There’s still a way to go: a few minutes after my successful calendar episode I asked Siri to send a text to my wife and “she” flatly denied that the phone number in question even existed. Pseudo-female intelligent algorithm interfaces, huh?
The big challenge for speech recognition is Mandarin Chinese, which has the most number of “homophones”. Ironically, it’s also probably one of the languages which would most benefit from accurate speech recognition.
I used to work as Production Editor on The Western Morning News in Plymouth. The South West has one of the largest populations of Chinese people in the UK said to be the result of centuries of Chinese laundrymen on board Royal Navy ships, so one Chinese New Year, we thought it would be great to print “Gung Hay Fat Choi!” — Happy New Year — in Mandarin, in big characters on the front page.
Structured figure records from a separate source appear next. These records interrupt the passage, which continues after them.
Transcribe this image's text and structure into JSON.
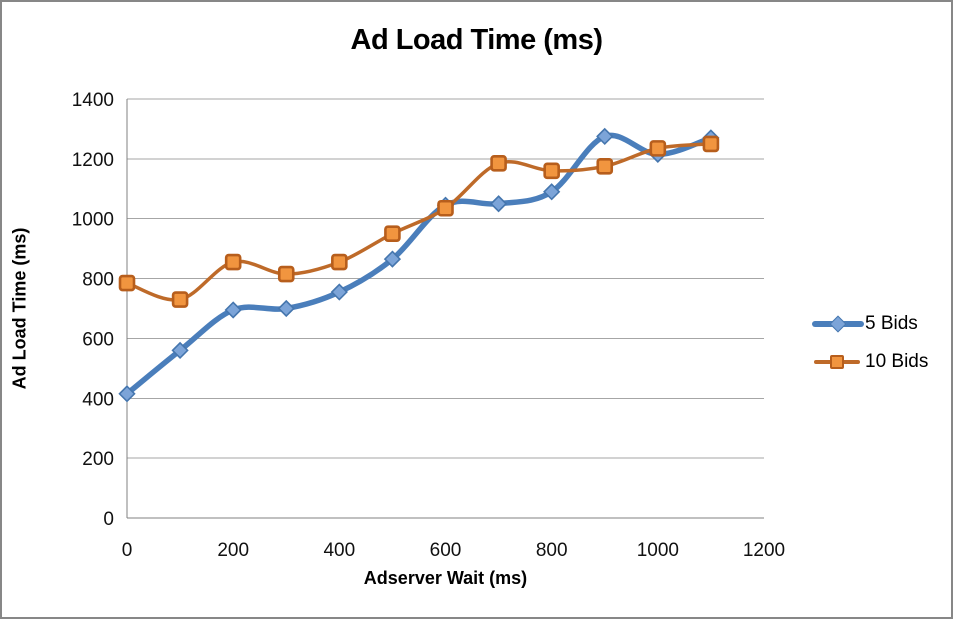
{
  "window": {
    "background": "#ffffff",
    "border_color": "#878787"
  },
  "chart_data": {
    "type": "line",
    "title": "Ad Load Time (ms)",
    "xlabel": "Adserver Wait (ms)",
    "ylabel": "Ad Load Time (ms)",
    "xlim": [
      0,
      1200
    ],
    "ylim": [
      0,
      1400
    ],
    "x_ticks": [
      0,
      200,
      400,
      600,
      800,
      1000,
      1200
    ],
    "y_ticks": [
      0,
      200,
      400,
      600,
      800,
      1000,
      1200,
      1400
    ],
    "grid": "horizontal-only",
    "legend_position": "right",
    "line_style": "smoothed",
    "x": [
      0,
      100,
      200,
      300,
      400,
      500,
      600,
      700,
      800,
      900,
      1000,
      1100
    ],
    "series": [
      {
        "name": "5 Bids",
        "marker": "diamond",
        "line_color": "#4A7EBB",
        "marker_fill": "#7CA4D8",
        "marker_stroke": "#4576AE",
        "line_width": 5.5,
        "values": [
          415,
          560,
          695,
          700,
          755,
          865,
          1045,
          1050,
          1090,
          1275,
          1215,
          1270
        ]
      },
      {
        "name": "10 Bids",
        "marker": "square",
        "line_color": "#BE6A29",
        "marker_fill": "#F1953F",
        "marker_stroke": "#B75E1C",
        "line_width": 3.5,
        "values": [
          785,
          730,
          855,
          815,
          855,
          950,
          1035,
          1185,
          1160,
          1175,
          1235,
          1250
        ]
      }
    ],
    "colors": {
      "gridline": "#A6A6A6",
      "axis": "#808080",
      "text": "#000000"
    }
  }
}
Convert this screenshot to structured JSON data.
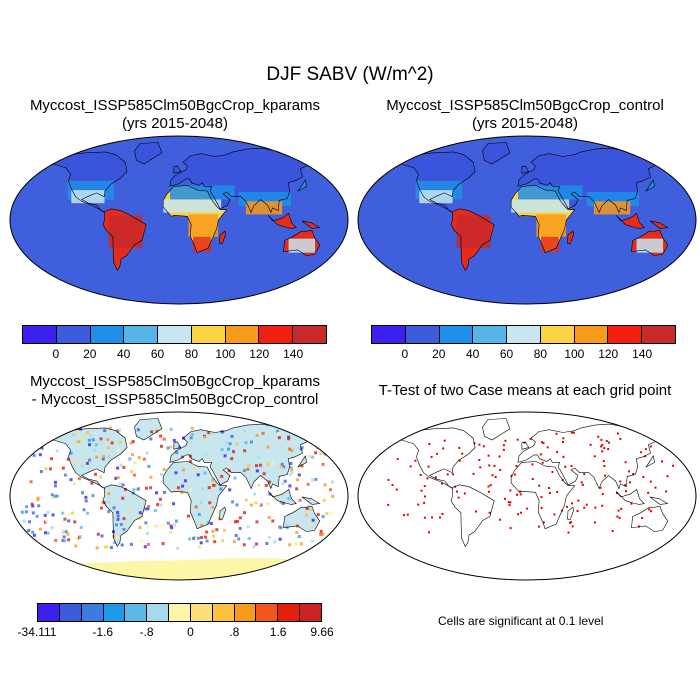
{
  "title": "DJF SABV (W/m^2)",
  "panels": [
    {
      "title1": "Myccost_ISSP585Clm50BgcCrop_kparams",
      "title2": "(yrs 2015-2048)"
    },
    {
      "title1": "Myccost_ISSP585Clm50BgcCrop_control",
      "title2": "(yrs 2015-2048)"
    },
    {
      "title1": "Myccost_ISSP585Clm50BgcCrop_kparams",
      "title2": "- Myccost_ISSP585Clm50BgcCrop_control"
    },
    {
      "title1": "T-Test of two Case means at each grid point",
      "title2": ""
    }
  ],
  "colorbar_abs": {
    "colors": [
      "#3b20f0",
      "#3d5cdc",
      "#1f8fe8",
      "#55b5e8",
      "#c6e6f0",
      "#fbd445",
      "#f89a1c",
      "#f01f10",
      "#c8292a"
    ],
    "labels": [
      "0",
      "20",
      "40",
      "60",
      "80",
      "100",
      "120",
      "140"
    ]
  },
  "colorbar_diff": {
    "colors": [
      "#3b20f0",
      "#3d5cdc",
      "#3c7be0",
      "#1f9ae8",
      "#5cb8e6",
      "#a8d8ec",
      "#fdf6a6",
      "#fbe07a",
      "#fbc23c",
      "#f89a1c",
      "#f2561c",
      "#e51e10",
      "#cc2222"
    ],
    "labels": [
      "-34.111",
      "-1.6",
      "-.8",
      "0",
      ".8",
      "1.6",
      "9.66"
    ]
  },
  "significance_note": "Cells are significant at 0.1 level",
  "map_colors": {
    "ocean_abs": "#3f5fdc",
    "high_lat": "#3a55dc",
    "mid": "#1f8fe8",
    "light": "#c6e6f0",
    "yellow": "#fbd445",
    "orange": "#f89a1c",
    "red": "#e52b1b",
    "darkred": "#c8292a",
    "diff_land": "#c8e6ee",
    "diff_yellow": "#fdf6a6",
    "sig_red": "#e00000"
  }
}
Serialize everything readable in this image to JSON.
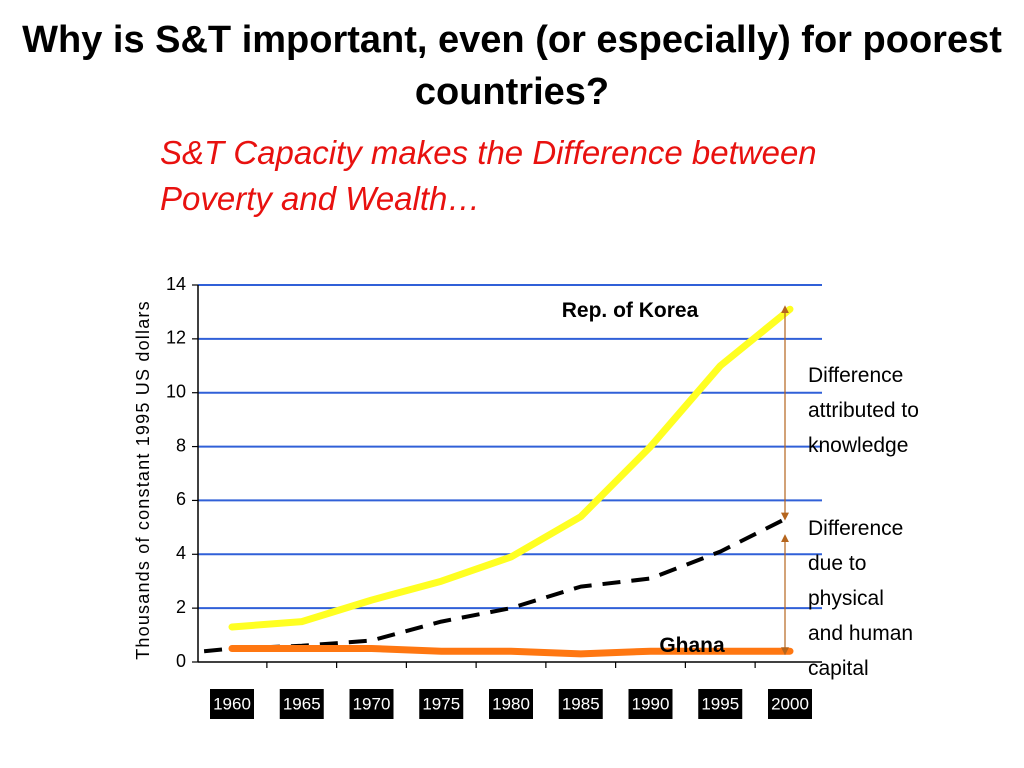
{
  "slide": {
    "title": "Why is S&T important, even (or especially) for poorest countries?",
    "subtitle": "S&T Capacity makes the Difference between Poverty and Wealth…"
  },
  "chart_data": {
    "type": "line",
    "title": "",
    "xlabel": "",
    "ylabel": "Thousands of constant 1995 US dollars",
    "categories": [
      "1960",
      "1965",
      "1970",
      "1975",
      "1980",
      "1985",
      "1990",
      "1995",
      "2000"
    ],
    "ylim": [
      0,
      14
    ],
    "yticks": [
      0,
      2,
      4,
      6,
      8,
      10,
      12,
      14
    ],
    "grid": true,
    "series": [
      {
        "name": "Rep. of Korea",
        "color": "#ffff22",
        "style": "solid",
        "x": [
          1960,
          1965,
          1970,
          1975,
          1980,
          1985,
          1990,
          1995,
          2000
        ],
        "values": [
          1.3,
          1.5,
          2.3,
          3.0,
          3.9,
          5.4,
          8.0,
          11.0,
          13.1
        ]
      },
      {
        "name": "",
        "color": "#000000",
        "style": "dashed",
        "x": [
          1958,
          1960,
          1965,
          1970,
          1975,
          1980,
          1985,
          1990,
          1995,
          2000
        ],
        "values": [
          0.4,
          0.5,
          0.6,
          0.8,
          1.5,
          2.0,
          2.8,
          3.1,
          4.1,
          5.4
        ]
      },
      {
        "name": "Ghana",
        "color": "#ff7711",
        "style": "solid",
        "x": [
          1960,
          1965,
          1970,
          1975,
          1980,
          1985,
          1990,
          1995,
          2000
        ],
        "values": [
          0.5,
          0.5,
          0.5,
          0.4,
          0.4,
          0.3,
          0.4,
          0.4,
          0.4
        ]
      }
    ],
    "annotations": [
      {
        "text": "Difference attributed to knowledge",
        "lines": [
          "Difference",
          "attributed to",
          "knowledge"
        ],
        "from": 5.4,
        "to": 13.1
      },
      {
        "text": "Difference due to physical and human capital",
        "lines": [
          "Difference",
          "due to",
          "physical",
          "and human",
          "capital"
        ],
        "from": 0.4,
        "to": 4.6
      }
    ]
  }
}
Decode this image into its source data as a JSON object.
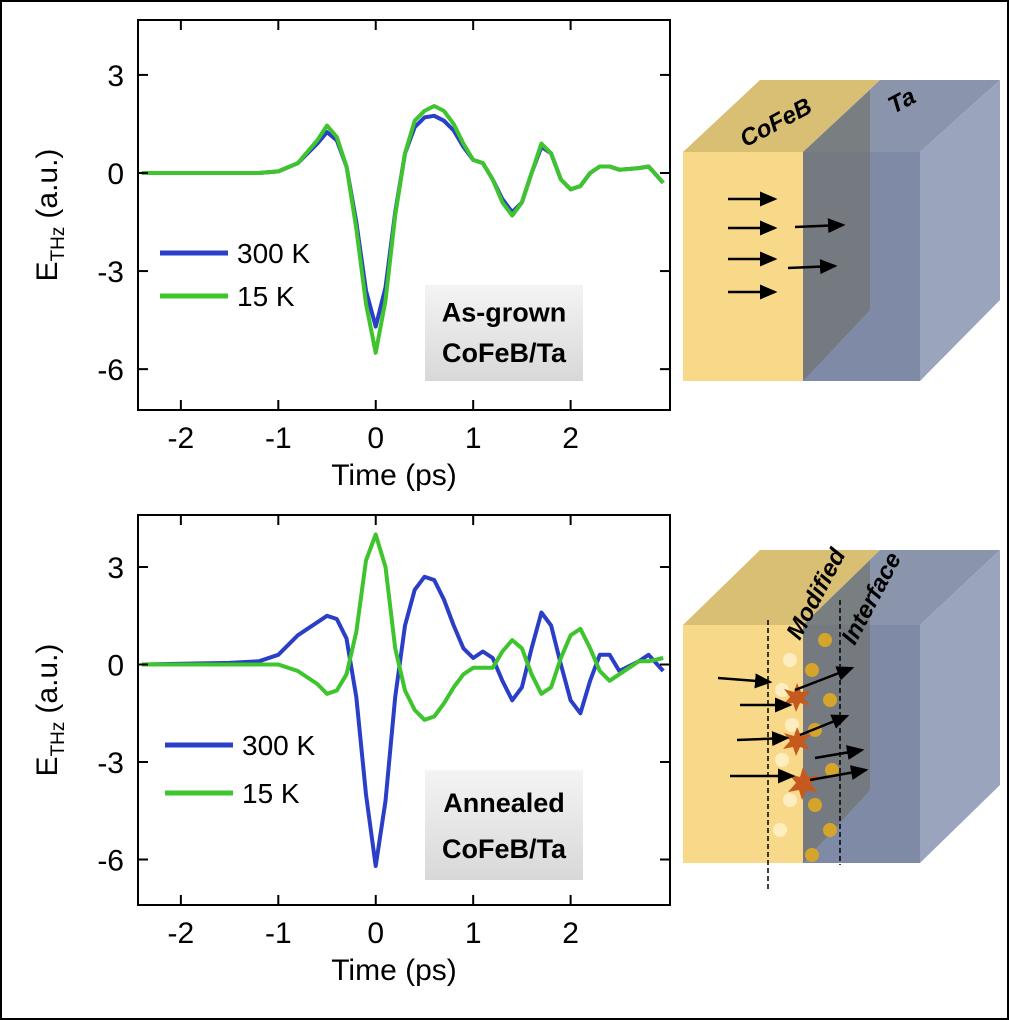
{
  "chart_data": [
    {
      "type": "line",
      "x": [
        -2.4,
        -1.5,
        -1.2,
        -1.0,
        -0.8,
        -0.6,
        -0.5,
        -0.4,
        -0.3,
        -0.2,
        -0.1,
        0,
        0.1,
        0.2,
        0.3,
        0.4,
        0.5,
        0.6,
        0.7,
        0.8,
        0.9,
        1.0,
        1.1,
        1.2,
        1.3,
        1.4,
        1.5,
        1.6,
        1.7,
        1.8,
        1.9,
        2.0,
        2.1,
        2.2,
        2.3,
        2.4,
        2.5,
        2.7,
        2.8,
        2.95
      ],
      "series": [
        {
          "name": "300 K",
          "color": "#2a3ec8",
          "values": [
            0,
            0,
            0,
            0.05,
            0.3,
            0.9,
            1.25,
            1.0,
            0.2,
            -1.5,
            -3.6,
            -4.7,
            -3.5,
            -1.2,
            0.6,
            1.4,
            1.7,
            1.75,
            1.6,
            1.3,
            0.8,
            0.4,
            0.3,
            -0.2,
            -0.8,
            -1.2,
            -0.9,
            0.0,
            0.8,
            0.6,
            -0.2,
            -0.5,
            -0.4,
            0.0,
            0.2,
            0.2,
            0.1,
            0.15,
            0.2,
            -0.3
          ]
        },
        {
          "name": "15 K",
          "color": "#3ec42c",
          "values": [
            0,
            0,
            0,
            0.05,
            0.3,
            1.0,
            1.45,
            1.1,
            0.2,
            -1.7,
            -4.0,
            -5.5,
            -3.9,
            -1.3,
            0.6,
            1.6,
            1.9,
            2.05,
            1.9,
            1.5,
            0.9,
            0.4,
            0.3,
            -0.2,
            -0.9,
            -1.3,
            -0.9,
            0.0,
            0.9,
            0.6,
            -0.2,
            -0.5,
            -0.4,
            0.0,
            0.2,
            0.2,
            0.1,
            0.15,
            0.2,
            -0.3
          ]
        }
      ],
      "xlim": [
        -2.44,
        3.02
      ],
      "ylim": [
        -7.25,
        4.68
      ],
      "xticks": [
        -2,
        -1,
        0,
        1,
        2
      ],
      "yticks": [
        -6,
        -3,
        0,
        3
      ],
      "x_label": "Time (ps)",
      "y_label": "E",
      "y_label_sub": "THz",
      "y_label_unit": "(a.u.)",
      "annotation": [
        "As-grown",
        "CoFeB/Ta"
      ]
    },
    {
      "type": "line",
      "x": [
        -2.4,
        -1.5,
        -1.2,
        -1.0,
        -0.8,
        -0.6,
        -0.5,
        -0.4,
        -0.3,
        -0.2,
        -0.1,
        0,
        0.1,
        0.2,
        0.3,
        0.4,
        0.5,
        0.6,
        0.7,
        0.8,
        0.9,
        1.0,
        1.1,
        1.2,
        1.3,
        1.4,
        1.5,
        1.6,
        1.7,
        1.8,
        1.9,
        2.0,
        2.1,
        2.2,
        2.3,
        2.4,
        2.5,
        2.7,
        2.8,
        2.95
      ],
      "series": [
        {
          "name": "300 K",
          "color": "#2a3ec8",
          "values": [
            0,
            0.05,
            0.1,
            0.3,
            0.9,
            1.3,
            1.5,
            1.4,
            0.8,
            -1.0,
            -4.0,
            -6.2,
            -4.2,
            -1.0,
            1.2,
            2.3,
            2.7,
            2.6,
            2.0,
            1.2,
            0.5,
            0.2,
            0.4,
            0.2,
            -0.5,
            -1.1,
            -0.7,
            0.5,
            1.6,
            1.2,
            0.0,
            -1.1,
            -1.5,
            -0.5,
            0.3,
            0.3,
            -0.2,
            0.1,
            0.3,
            -0.2
          ]
        },
        {
          "name": "15 K",
          "color": "#3ec42c",
          "values": [
            0,
            0,
            0,
            0,
            -0.2,
            -0.6,
            -0.9,
            -0.8,
            -0.3,
            1.0,
            3.2,
            4.0,
            3.0,
            0.5,
            -0.8,
            -1.4,
            -1.7,
            -1.6,
            -1.2,
            -0.7,
            -0.3,
            -0.1,
            -0.1,
            -0.1,
            0.4,
            0.75,
            0.5,
            -0.3,
            -0.9,
            -0.7,
            0.2,
            0.9,
            1.1,
            0.5,
            -0.2,
            -0.5,
            -0.3,
            0.1,
            0.1,
            0.2
          ]
        }
      ],
      "xlim": [
        -2.44,
        3.02
      ],
      "ylim": [
        -7.4,
        4.6
      ],
      "xticks": [
        -2,
        -1,
        0,
        1,
        2
      ],
      "yticks": [
        -6,
        -3,
        0,
        3
      ],
      "x_label": "Time (ps)",
      "y_label": "E",
      "y_label_sub": "THz",
      "y_label_unit": "(a.u.)",
      "annotation": [
        "Annealed",
        "CoFeB/Ta"
      ]
    }
  ],
  "diagrams": [
    {
      "labels": [
        "CoFeB",
        "Ta"
      ]
    },
    {
      "labels": [
        "Modified",
        "Interface"
      ]
    }
  ]
}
We had a Chinese reporter on staff and the night of publication he was holiday — it being Chinese New Year and all — but we published anyway and next day we got a deluge of calls from irate Mandarin readers (I think it was two in total, and they were giggling) to say we’d published the script upside down!
While this should be an example of how you should never take anything for granted — “assumption is the Mother of all Foulups” — the whole point of this piece is to highlight that the age of the keyword (as we know) it is coming to an end.
In my last piece I wrote how Semantic Search means you don’t need to worry about Keyword Densities, you only need to write authoritatively about your subject in a natural way. In a written context, it’s quite easy to distinguish between homophones or synonyms, but in a spoken query the difficulty increases a thousandfold. To cope with this, the search engines are using more complex algorithms and even artificial intelligence to return search results.
Use this to your benefit. Don’t get hung-up on keywords or even keyword groups.
Instead aim to master a subject, be it canoes or water beds, bee hives or used car sales. If your website speaks about its USP in an authoritative way, the keywords will follow, and so will the search results.
And when you write content for your site, think about how you you would talk about it. Read your words out lout to see if they make sense. Remember, many of the people searching for your content will as likely be saying what they want — out loud — to Siri or her counterparts.
In future posts I promise not to bang on quite so much about semantic search. Well, not much.